South China Sea Dispute
- A new report of the US State Department on the Beijing’s extensive territorial claims of “historic rights” in the South China Sea (SCS) has rejected them as being “plainly inconsistent with international law”.
- the report concludes that these claims gravely undermine the rule of law in the oceans and numerous universally recognized provisions of international law reflected in the convention.
UNCLOS Ruling of 2016:
- The Ruling of 2016 was a serious blow to the Chinese claims. It was based on the UNCLOS which China had ratified.

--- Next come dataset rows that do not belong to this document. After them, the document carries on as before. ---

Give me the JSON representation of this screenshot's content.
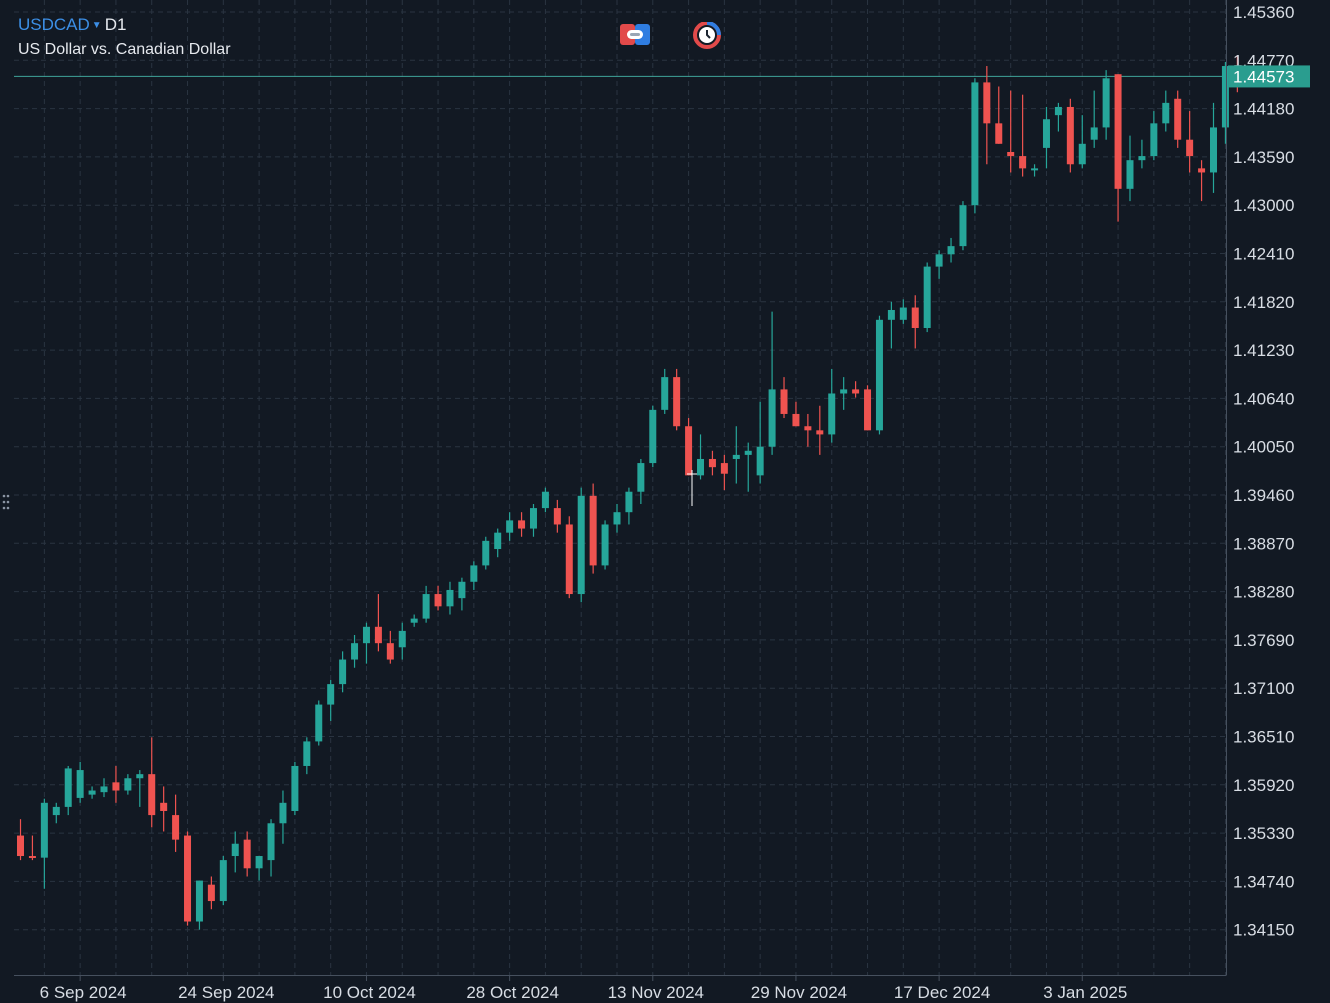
{
  "header": {
    "symbol": "USDCAD",
    "timeframe": "D1",
    "description": "US Dollar vs. Canadian Dollar"
  },
  "colors": {
    "background": "#121923",
    "grid": "#2a3441",
    "up": "#26a69a",
    "down": "#ef5350",
    "price_line": "#3fa39a",
    "axis_text": "#d8dde4",
    "price_tag_bg": "#2a9d8f",
    "symbol_accent": "#3c8fe6"
  },
  "toolbar": {
    "left_icon": "trade-panel-icon",
    "right_icon": "clock-icon"
  },
  "chart_data": {
    "type": "candlestick",
    "symbol": "USDCAD",
    "timeframe": "D1",
    "ylim": [
      1.4085,
      1.4577
    ],
    "y_ticks": [
      "1.45360",
      "1.44770",
      "1.44180",
      "1.43590",
      "1.43000",
      "1.42410",
      "1.41820",
      "1.41230",
      "1.40640",
      "1.40050",
      "1.39460",
      "1.38870",
      "1.38280",
      "1.37690",
      "1.37100",
      "1.36510",
      "1.35920",
      "1.35330",
      "1.34740",
      "1.34150"
    ],
    "x_labels": [
      {
        "label": "6 Sep 2024",
        "index": 5
      },
      {
        "label": "24 Sep 2024",
        "index": 17
      },
      {
        "label": "10 Oct 2024",
        "index": 29
      },
      {
        "label": "28 Oct 2024",
        "index": 41
      },
      {
        "label": "13 Nov 2024",
        "index": 53
      },
      {
        "label": "29 Nov 2024",
        "index": 65
      },
      {
        "label": "17 Dec 2024",
        "index": 77
      },
      {
        "label": "3 Jan 2025",
        "index": 89
      }
    ],
    "current_price": "1.44573",
    "current_price_value": 1.44573,
    "grid": true,
    "candles": [
      [
        1.353,
        1.355,
        1.35,
        1.3505
      ],
      [
        1.3505,
        1.353,
        1.35,
        1.3503
      ],
      [
        1.3503,
        1.3575,
        1.3465,
        1.357
      ],
      [
        1.3555,
        1.357,
        1.3545,
        1.3565
      ],
      [
        1.3565,
        1.3615,
        1.3555,
        1.3612
      ],
      [
        1.3576,
        1.362,
        1.357,
        1.361
      ],
      [
        1.358,
        1.359,
        1.3575,
        1.3585
      ],
      [
        1.3583,
        1.36,
        1.3577,
        1.359
      ],
      [
        1.3595,
        1.3615,
        1.357,
        1.3585
      ],
      [
        1.3585,
        1.3605,
        1.358,
        1.36
      ],
      [
        1.36,
        1.361,
        1.3565,
        1.3605
      ],
      [
        1.3605,
        1.365,
        1.354,
        1.3555
      ],
      [
        1.357,
        1.359,
        1.3535,
        1.356
      ],
      [
        1.3555,
        1.358,
        1.351,
        1.3525
      ],
      [
        1.353,
        1.3535,
        1.342,
        1.3425
      ],
      [
        1.3425,
        1.3475,
        1.3415,
        1.3475
      ],
      [
        1.347,
        1.348,
        1.344,
        1.345
      ],
      [
        1.345,
        1.3505,
        1.3445,
        1.35
      ],
      [
        1.3505,
        1.3535,
        1.3485,
        1.352
      ],
      [
        1.3525,
        1.3535,
        1.348,
        1.349
      ],
      [
        1.349,
        1.3505,
        1.3475,
        1.3505
      ],
      [
        1.35,
        1.355,
        1.348,
        1.3545
      ],
      [
        1.3545,
        1.3585,
        1.352,
        1.357
      ],
      [
        1.356,
        1.362,
        1.3555,
        1.3615
      ],
      [
        1.3615,
        1.365,
        1.3605,
        1.3645
      ],
      [
        1.3645,
        1.3695,
        1.364,
        1.369
      ],
      [
        1.369,
        1.372,
        1.367,
        1.3715
      ],
      [
        1.3715,
        1.3755,
        1.3705,
        1.3745
      ],
      [
        1.3745,
        1.3775,
        1.3735,
        1.3765
      ],
      [
        1.3765,
        1.379,
        1.374,
        1.3785
      ],
      [
        1.3785,
        1.3825,
        1.3755,
        1.3765
      ],
      [
        1.3765,
        1.378,
        1.374,
        1.3745
      ],
      [
        1.376,
        1.379,
        1.3745,
        1.378
      ],
      [
        1.379,
        1.38,
        1.3785,
        1.3795
      ],
      [
        1.3795,
        1.3835,
        1.379,
        1.3825
      ],
      [
        1.3825,
        1.3835,
        1.3805,
        1.381
      ],
      [
        1.381,
        1.384,
        1.38,
        1.383
      ],
      [
        1.382,
        1.3845,
        1.3805,
        1.384
      ],
      [
        1.384,
        1.3865,
        1.383,
        1.386
      ],
      [
        1.386,
        1.3895,
        1.3855,
        1.389
      ],
      [
        1.388,
        1.3905,
        1.387,
        1.39
      ],
      [
        1.39,
        1.3925,
        1.389,
        1.3915
      ],
      [
        1.3915,
        1.3925,
        1.3895,
        1.3905
      ],
      [
        1.3905,
        1.3935,
        1.3895,
        1.393
      ],
      [
        1.393,
        1.3955,
        1.3925,
        1.395
      ],
      [
        1.393,
        1.394,
        1.39,
        1.391
      ],
      [
        1.391,
        1.392,
        1.382,
        1.3825
      ],
      [
        1.3825,
        1.3955,
        1.3815,
        1.3945
      ],
      [
        1.3945,
        1.396,
        1.385,
        1.386
      ],
      [
        1.386,
        1.3915,
        1.3855,
        1.391
      ],
      [
        1.391,
        1.3935,
        1.39,
        1.3925
      ],
      [
        1.3925,
        1.3955,
        1.391,
        1.395
      ],
      [
        1.395,
        1.399,
        1.3935,
        1.3985
      ],
      [
        1.3985,
        1.4055,
        1.398,
        1.405
      ],
      [
        1.405,
        1.41,
        1.4045,
        1.409
      ],
      [
        1.409,
        1.41,
        1.4025,
        1.403
      ],
      [
        1.403,
        1.404,
        1.397,
        1.397
      ],
      [
        1.397,
        1.402,
        1.3965,
        1.399
      ],
      [
        1.399,
        1.4,
        1.397,
        1.398
      ],
      [
        1.3985,
        1.3995,
        1.3952,
        1.3972
      ],
      [
        1.399,
        1.403,
        1.396,
        1.3995
      ],
      [
        1.3995,
        1.401,
        1.395,
        1.4
      ],
      [
        1.397,
        1.406,
        1.396,
        1.4005
      ],
      [
        1.4005,
        1.417,
        1.3995,
        1.4075
      ],
      [
        1.4075,
        1.409,
        1.404,
        1.4045
      ],
      [
        1.4045,
        1.406,
        1.403,
        1.403
      ],
      [
        1.403,
        1.4045,
        1.4005,
        1.4025
      ],
      [
        1.4025,
        1.4055,
        1.3995,
        1.402
      ],
      [
        1.402,
        1.41,
        1.401,
        1.407
      ],
      [
        1.407,
        1.409,
        1.405,
        1.4075
      ],
      [
        1.4075,
        1.4085,
        1.4065,
        1.407
      ],
      [
        1.4075,
        1.408,
        1.4025,
        1.4025
      ],
      [
        1.4025,
        1.4165,
        1.402,
        1.416
      ],
      [
        1.416,
        1.4182,
        1.4125,
        1.4172
      ],
      [
        1.416,
        1.4185,
        1.4155,
        1.4175
      ],
      [
        1.4175,
        1.419,
        1.4125,
        1.415
      ],
      [
        1.415,
        1.423,
        1.4145,
        1.4225
      ],
      [
        1.4225,
        1.4245,
        1.421,
        1.424
      ],
      [
        1.424,
        1.426,
        1.423,
        1.425
      ],
      [
        1.425,
        1.4305,
        1.4245,
        1.43
      ],
      [
        1.43,
        1.4455,
        1.429,
        1.445
      ],
      [
        1.445,
        1.447,
        1.435,
        1.44
      ],
      [
        1.44,
        1.4445,
        1.4375,
        1.4375
      ],
      [
        1.4365,
        1.444,
        1.434,
        1.436
      ],
      [
        1.436,
        1.4435,
        1.4335,
        1.4345
      ],
      [
        1.4345,
        1.435,
        1.4335,
        1.4345
      ],
      [
        1.437,
        1.442,
        1.4345,
        1.4405
      ],
      [
        1.441,
        1.4425,
        1.439,
        1.442
      ],
      [
        1.442,
        1.443,
        1.434,
        1.435
      ],
      [
        1.435,
        1.441,
        1.4345,
        1.4375
      ],
      [
        1.438,
        1.444,
        1.437,
        1.4395
      ],
      [
        1.4395,
        1.4465,
        1.438,
        1.4455
      ],
      [
        1.446,
        1.446,
        1.428,
        1.432
      ],
      [
        1.432,
        1.4385,
        1.4305,
        1.4355
      ],
      [
        1.4355,
        1.438,
        1.4345,
        1.436
      ],
      [
        1.436,
        1.4415,
        1.4355,
        1.44
      ],
      [
        1.44,
        1.444,
        1.439,
        1.4425
      ],
      [
        1.443,
        1.444,
        1.437,
        1.438
      ],
      [
        1.438,
        1.4415,
        1.434,
        1.436
      ],
      [
        1.4345,
        1.4355,
        1.4305,
        1.434
      ],
      [
        1.434,
        1.4425,
        1.4315,
        1.4395
      ],
      [
        1.4395,
        1.4475,
        1.4375,
        1.447
      ],
      [
        1.4463,
        1.4483,
        1.4438,
        1.4457
      ]
    ]
  }
}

- The Ruling dismissed Beijing’s claims on the entire area in the nine-dashed-line in the SCS.
- It clarified the definition of the “islands”. It found that none of the Spratlys- including Itu Aba, Thitu, Spratly Islands, Northeast Cay, and Southwest Cay- are legally islands because they cannot sustain a stable community or independent economic life.
- The Court also agreed with the Philippines that Johnson Reef, Cuarteron Reef, and Fiery Cross Reef are rocks. Hughes Reef and Mischief Reef were found to be below water at high-tide, generating no maritime entitlements.

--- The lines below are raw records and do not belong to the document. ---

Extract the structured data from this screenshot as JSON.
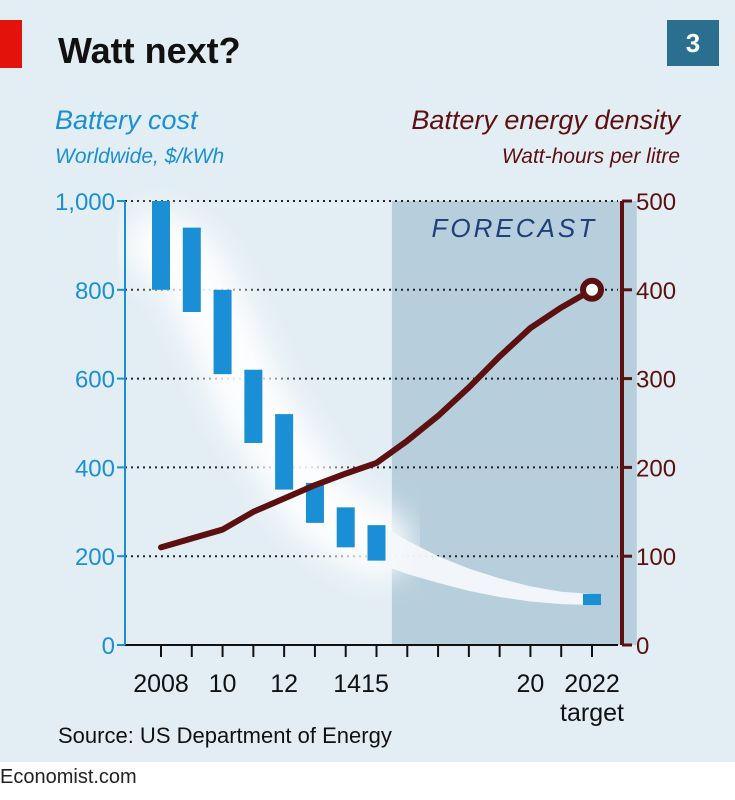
{
  "header": {
    "title": "Watt next?",
    "badge": "3"
  },
  "chart_data": {
    "type": "bar+line",
    "left_axis": {
      "title": "Battery cost",
      "subtitle": "Worldwide, $/kWh",
      "ticks": [
        0,
        200,
        400,
        600,
        800,
        1000
      ],
      "tick_labels": [
        "0",
        "200",
        "400",
        "600",
        "800",
        "1,000"
      ],
      "ylim": [
        0,
        1000
      ],
      "color": "#1a8fd6"
    },
    "right_axis": {
      "title": "Battery energy density",
      "subtitle": "Watt-hours per litre",
      "ticks": [
        0,
        100,
        200,
        300,
        400,
        500
      ],
      "tick_labels": [
        "0",
        "100",
        "200",
        "300",
        "400",
        "500"
      ],
      "ylim": [
        0,
        500
      ],
      "color": "#5c1010"
    },
    "x_axis": {
      "xlim": [
        2007.5,
        2023.5
      ],
      "ticks": [
        2008,
        2009,
        2010,
        2011,
        2012,
        2013,
        2014,
        2015,
        2016,
        2017,
        2018,
        2019,
        2020,
        2021,
        2022
      ],
      "labels": [
        {
          "x": 2008,
          "text": "2008"
        },
        {
          "x": 2010,
          "text": "10"
        },
        {
          "x": 2012,
          "text": "12"
        },
        {
          "x": 2014.5,
          "text": "1415"
        },
        {
          "x": 2020,
          "text": "20"
        },
        {
          "x": 2022,
          "text": "2022"
        }
      ],
      "sublabel": {
        "x": 2022,
        "text": "target"
      }
    },
    "forecast": {
      "label": "FORECAST",
      "from": 2015.5,
      "to": 2023
    },
    "cost_ranges": {
      "name": "Battery cost range",
      "data": [
        {
          "year": 2008,
          "low": 800,
          "high": 1000
        },
        {
          "year": 2009,
          "low": 750,
          "high": 940
        },
        {
          "year": 2010,
          "low": 610,
          "high": 800
        },
        {
          "year": 2011,
          "low": 455,
          "high": 620
        },
        {
          "year": 2012,
          "low": 350,
          "high": 520
        },
        {
          "year": 2013,
          "low": 275,
          "high": 365
        },
        {
          "year": 2014,
          "low": 220,
          "high": 310
        },
        {
          "year": 2015,
          "low": 190,
          "high": 270
        },
        {
          "year": 2022,
          "low": 90,
          "high": 115
        }
      ]
    },
    "cost_forecast_band": {
      "x": [
        2015,
        2016,
        2017,
        2018,
        2019,
        2020,
        2021,
        2022
      ],
      "low": [
        185,
        160,
        140,
        122,
        108,
        98,
        92,
        90
      ],
      "high": [
        275,
        235,
        200,
        172,
        150,
        132,
        120,
        115
      ]
    },
    "energy_density": {
      "name": "Battery energy density",
      "x": [
        2008,
        2009,
        2010,
        2011,
        2012,
        2013,
        2014,
        2015,
        2016,
        2017,
        2018,
        2019,
        2020,
        2021,
        2022
      ],
      "y": [
        110,
        120,
        130,
        150,
        165,
        180,
        193,
        205,
        230,
        258,
        290,
        325,
        357,
        380,
        400
      ],
      "target": {
        "x": 2022,
        "y": 400
      }
    }
  },
  "source": "Source: US Department of Energy",
  "footer": "Economist.com"
}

- The Court also ruled that Second Thomas Shoal and Reed Bank are submerged and belong to the Philippines’ continental shelf thereby denying any right to China there.
- Significantly the Court also ruled against the Chinese ‘land-reclamation activity’ stating that this had caused ‘severe harm to the coral reef environment’. This imposed a stricture on China over its land reclamation activity.
- The Tribunal confirmed that China violated Philippines’ rights in seizing Scarborough Shoal, the 2012 incident that drove Manila to file a suit.
- It pointed out that China had breached the Philippines’ sovereign rights by exploring for oil and gas near the Reed Bank.
What is the issue?
- Beijing has overlapping territorial claims with several Southeast Asian states in the South China Sea.
- China claims almost all of the resource-rich sea, through which trillions of dollars in shipping trade passes annually, with competing claims from Brunei, Malaysia, the Philippines, Taiwan and Vietnam.
- Beijing has also been accused of deploying a range of military hardware, including anti-ship missiles and surface-to-air missiles there, and ignored a 2016 international tribunal decision that declared its historical claim over most of the waters to be without basis.
South China Sea
- The South China Sea is an arm of western Pacific Ocean in Southeast Asia.
- It is south of China, east & south of Vietnam, west of the Philippines and north of the island of Borneo.
- It is connected by Taiwan Strait with the East China Sea and by Luzon Strait with the Philippine Sea.
- Bordering states & territories: the People’s Republic of China, the Republic of China (Taiwan), the Philippines, Malaysia, Brunei, Indonesia, Singapore and Vietnam.
- This sea holds tremendous strategic importance for its location as it is the connecting link between the Indian Ocean and the Pacific Ocean (Strait of Malacca).
- According to the United Nations Conference on Trade And Development (UNCTAD) one-third of the global shipping passes through it, carrying trillions of trade which makes it a significant geopolitical water body.